Closer to the edge of the soft-lapping waters was a real Spanish
Don, whose poverty-stricken estate had driven him to hide his
thread-bare pride in exile. To indemnify himself for leaving his
beloved Castile, he spent his whole time and thoughts on the island
in squeezing wealth, almost, as it seemed, even out of its very
stones. His slaves died off day by day, very nearly as soon as they
were allotted to him; but that was nought to their owner, so long as
with the remnants of their dying strength they reaped his harvests,
and brought up gold for him from the mines. They were to him as
machines for making riches; and when one of the machines wore
out, it must be tossed aside to make room for another.

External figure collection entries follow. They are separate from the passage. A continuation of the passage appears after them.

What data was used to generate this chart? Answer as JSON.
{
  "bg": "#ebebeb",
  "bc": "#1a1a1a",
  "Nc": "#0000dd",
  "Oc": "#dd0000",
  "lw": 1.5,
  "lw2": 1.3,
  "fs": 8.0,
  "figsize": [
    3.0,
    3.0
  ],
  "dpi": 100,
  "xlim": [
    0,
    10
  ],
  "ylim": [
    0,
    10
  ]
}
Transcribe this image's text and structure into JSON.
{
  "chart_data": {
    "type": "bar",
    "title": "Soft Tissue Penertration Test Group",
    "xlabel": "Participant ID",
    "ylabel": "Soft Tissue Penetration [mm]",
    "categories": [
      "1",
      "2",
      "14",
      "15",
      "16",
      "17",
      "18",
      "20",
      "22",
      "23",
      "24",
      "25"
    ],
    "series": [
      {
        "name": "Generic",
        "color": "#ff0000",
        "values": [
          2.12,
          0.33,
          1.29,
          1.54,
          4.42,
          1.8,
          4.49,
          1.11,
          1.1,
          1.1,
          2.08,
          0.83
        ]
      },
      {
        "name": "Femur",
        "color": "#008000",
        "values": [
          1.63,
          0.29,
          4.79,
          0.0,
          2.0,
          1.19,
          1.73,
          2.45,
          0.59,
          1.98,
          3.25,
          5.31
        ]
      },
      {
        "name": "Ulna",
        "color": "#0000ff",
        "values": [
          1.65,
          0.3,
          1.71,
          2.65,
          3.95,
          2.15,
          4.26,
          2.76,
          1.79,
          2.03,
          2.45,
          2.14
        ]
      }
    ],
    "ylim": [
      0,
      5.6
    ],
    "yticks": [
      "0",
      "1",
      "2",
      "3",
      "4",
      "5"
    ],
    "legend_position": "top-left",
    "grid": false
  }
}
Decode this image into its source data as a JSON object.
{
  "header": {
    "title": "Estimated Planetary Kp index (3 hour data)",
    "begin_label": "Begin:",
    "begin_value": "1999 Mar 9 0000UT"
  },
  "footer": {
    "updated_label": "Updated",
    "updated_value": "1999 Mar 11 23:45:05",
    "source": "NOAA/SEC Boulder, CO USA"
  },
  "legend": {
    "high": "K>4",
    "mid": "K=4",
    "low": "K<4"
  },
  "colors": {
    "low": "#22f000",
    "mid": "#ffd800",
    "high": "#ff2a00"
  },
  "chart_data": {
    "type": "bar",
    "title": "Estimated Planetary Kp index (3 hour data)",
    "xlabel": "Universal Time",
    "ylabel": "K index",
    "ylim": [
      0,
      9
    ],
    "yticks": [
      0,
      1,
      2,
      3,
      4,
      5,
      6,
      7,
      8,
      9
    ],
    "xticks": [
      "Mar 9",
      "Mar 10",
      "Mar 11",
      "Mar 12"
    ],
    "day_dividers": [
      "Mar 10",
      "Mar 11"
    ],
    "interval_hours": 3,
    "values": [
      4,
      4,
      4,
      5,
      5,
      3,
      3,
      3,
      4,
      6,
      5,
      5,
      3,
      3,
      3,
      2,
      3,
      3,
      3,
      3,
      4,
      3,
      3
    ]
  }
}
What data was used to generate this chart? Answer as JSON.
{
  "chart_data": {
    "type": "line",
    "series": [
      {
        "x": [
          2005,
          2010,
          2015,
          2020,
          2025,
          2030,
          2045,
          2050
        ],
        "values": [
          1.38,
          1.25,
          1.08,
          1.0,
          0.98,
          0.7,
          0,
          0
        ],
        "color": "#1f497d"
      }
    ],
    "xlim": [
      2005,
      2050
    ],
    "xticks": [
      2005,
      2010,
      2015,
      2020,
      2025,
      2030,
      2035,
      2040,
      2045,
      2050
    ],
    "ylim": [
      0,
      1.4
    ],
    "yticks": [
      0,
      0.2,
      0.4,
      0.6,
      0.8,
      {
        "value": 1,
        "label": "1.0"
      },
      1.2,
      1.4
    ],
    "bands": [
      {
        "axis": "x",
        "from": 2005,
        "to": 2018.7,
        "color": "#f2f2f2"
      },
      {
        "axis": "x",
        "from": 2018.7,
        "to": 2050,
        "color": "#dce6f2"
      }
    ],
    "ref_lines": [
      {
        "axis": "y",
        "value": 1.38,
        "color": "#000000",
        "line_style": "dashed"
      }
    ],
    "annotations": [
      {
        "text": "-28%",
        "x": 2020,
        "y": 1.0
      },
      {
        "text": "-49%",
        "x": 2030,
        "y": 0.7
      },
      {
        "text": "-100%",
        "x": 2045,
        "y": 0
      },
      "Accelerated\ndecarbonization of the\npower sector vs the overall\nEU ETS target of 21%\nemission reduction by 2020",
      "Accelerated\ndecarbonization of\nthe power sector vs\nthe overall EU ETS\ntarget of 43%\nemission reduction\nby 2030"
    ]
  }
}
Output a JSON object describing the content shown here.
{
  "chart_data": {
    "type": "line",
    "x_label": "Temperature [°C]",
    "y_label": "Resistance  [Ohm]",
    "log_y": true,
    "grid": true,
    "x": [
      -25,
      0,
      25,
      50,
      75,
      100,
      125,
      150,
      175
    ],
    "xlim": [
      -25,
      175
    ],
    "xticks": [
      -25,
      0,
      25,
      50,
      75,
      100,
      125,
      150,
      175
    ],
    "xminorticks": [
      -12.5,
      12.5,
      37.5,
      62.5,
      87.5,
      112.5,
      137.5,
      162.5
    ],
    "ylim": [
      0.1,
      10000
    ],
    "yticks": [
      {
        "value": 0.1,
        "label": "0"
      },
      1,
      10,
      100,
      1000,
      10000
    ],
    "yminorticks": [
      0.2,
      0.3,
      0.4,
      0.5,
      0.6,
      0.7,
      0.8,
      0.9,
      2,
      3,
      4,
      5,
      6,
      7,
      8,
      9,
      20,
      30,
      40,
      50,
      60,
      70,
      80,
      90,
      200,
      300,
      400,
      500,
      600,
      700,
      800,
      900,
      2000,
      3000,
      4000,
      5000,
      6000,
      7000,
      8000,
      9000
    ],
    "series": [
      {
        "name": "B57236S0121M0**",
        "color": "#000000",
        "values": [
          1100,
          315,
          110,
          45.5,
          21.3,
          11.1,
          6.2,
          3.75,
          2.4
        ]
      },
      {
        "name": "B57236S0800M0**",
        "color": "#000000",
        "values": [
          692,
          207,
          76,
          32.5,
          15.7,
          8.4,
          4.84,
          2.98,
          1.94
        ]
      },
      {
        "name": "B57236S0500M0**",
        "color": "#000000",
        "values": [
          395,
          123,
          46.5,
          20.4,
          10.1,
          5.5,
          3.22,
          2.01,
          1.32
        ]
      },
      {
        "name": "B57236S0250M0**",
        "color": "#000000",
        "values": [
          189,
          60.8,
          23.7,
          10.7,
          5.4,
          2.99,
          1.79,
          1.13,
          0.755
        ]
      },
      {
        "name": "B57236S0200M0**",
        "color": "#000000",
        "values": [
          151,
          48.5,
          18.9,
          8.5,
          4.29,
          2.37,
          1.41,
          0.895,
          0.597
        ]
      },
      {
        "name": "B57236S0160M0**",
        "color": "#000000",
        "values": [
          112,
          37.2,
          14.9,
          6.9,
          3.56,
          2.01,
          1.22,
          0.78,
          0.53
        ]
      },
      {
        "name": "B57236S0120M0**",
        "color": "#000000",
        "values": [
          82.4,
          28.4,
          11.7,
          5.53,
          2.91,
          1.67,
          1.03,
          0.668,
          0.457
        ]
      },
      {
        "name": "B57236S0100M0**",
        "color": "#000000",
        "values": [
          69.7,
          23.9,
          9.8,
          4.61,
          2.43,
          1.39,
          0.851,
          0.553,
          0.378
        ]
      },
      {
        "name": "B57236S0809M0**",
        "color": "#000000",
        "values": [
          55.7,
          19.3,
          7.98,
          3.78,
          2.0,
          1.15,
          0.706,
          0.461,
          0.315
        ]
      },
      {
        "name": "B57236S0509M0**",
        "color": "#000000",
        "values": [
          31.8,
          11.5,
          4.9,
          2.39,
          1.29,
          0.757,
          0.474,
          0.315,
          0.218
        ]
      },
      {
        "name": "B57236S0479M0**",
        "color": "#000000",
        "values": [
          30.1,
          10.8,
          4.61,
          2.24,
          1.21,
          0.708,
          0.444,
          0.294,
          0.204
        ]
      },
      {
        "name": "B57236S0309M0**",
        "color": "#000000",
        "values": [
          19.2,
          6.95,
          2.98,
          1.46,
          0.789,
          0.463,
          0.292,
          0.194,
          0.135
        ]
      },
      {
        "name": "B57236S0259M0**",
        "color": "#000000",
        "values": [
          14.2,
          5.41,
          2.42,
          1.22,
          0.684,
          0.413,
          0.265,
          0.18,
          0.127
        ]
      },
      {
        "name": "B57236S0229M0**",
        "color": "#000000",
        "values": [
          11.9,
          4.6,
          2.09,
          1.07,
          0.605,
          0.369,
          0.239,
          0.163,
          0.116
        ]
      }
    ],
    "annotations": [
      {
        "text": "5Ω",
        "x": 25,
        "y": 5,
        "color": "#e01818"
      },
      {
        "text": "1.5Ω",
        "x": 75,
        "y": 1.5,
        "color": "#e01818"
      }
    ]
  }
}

But with all Don Alfonzo's heartless barbarities to his miserable
victims, he had a warm corner in his callous heart for his own
countrymen, whoever they might be. All Spaniards were friends to
Don Alfonzo, while the ocean lay between him and his home. He
watched the progress of the incoming boat with eyes almost as
eager as those with which, week by week, he counted his golden
gains; and when, from the shallowness of the water, the rowers had
to stop some way short of dry ground, he looked round hastily for
some one whom he could order off for their assistance. None of his
own people were in sight, but a weak, wan-faced Indian lay beside
him, and him the nobleman immediately commanded to rise, and go
into the water to help drag up the boat.
With a moan the poor creature began to obey, but too slowly to suit
the despotic impatience of the Spaniard.
"Hurry thy lazy carcase, then, thou black-skinned dog," he exclaimed
imperiously; and to enforce his words he raised a bamboo cane he
held, and brought it down with a fierce swish through the air, which
told its own tale of what its effect should be if it came in contact with
the native's tender flesh. As the cane rose the Indian crouched with
a low, pitiful cry, which was echoed with an added note of indignation
by Montoro from the boat.
The next moment Montoro sprang to his feet with a second cry of
impulsive admiration. The stinging slash of that bamboo cane had
come down upon the arm of a young Spaniard, who had stretched it
out as a cover for the helpless Indian; and then, when the arm had
performed its allotted task, it was quietly withdrawn, terribly cut as it
must have been, and folded over its owner's chest, who as quietly
turned and confronted Don Alfonzo.
"It is the command of our Sovereign, Queen Isabella," he said firmly,
"that the Indians be treated with humanity, and according to law."
"Who is that?" asked Montoro, as he sprang on to the sandy shore,
and pointed out the young man who had made his arm serve so
readily for another man's shield.
Shyness was never one of Montoro Diego's failings; and now
curiosity and a generous admiration made him put his question
eagerly to the first person he came up to. All he got at first was a
return question to match his own, a good-humoured:
"And pray, then, who are you? If you're come to work you are
welcome; if you have come to make others work, you may as well be
off again, for there are more than enough of that sort here already."
"I am going off again," replied Diego laughing. "I have not come to
stay; not just yet, at least. But do tell me who that young Señor is."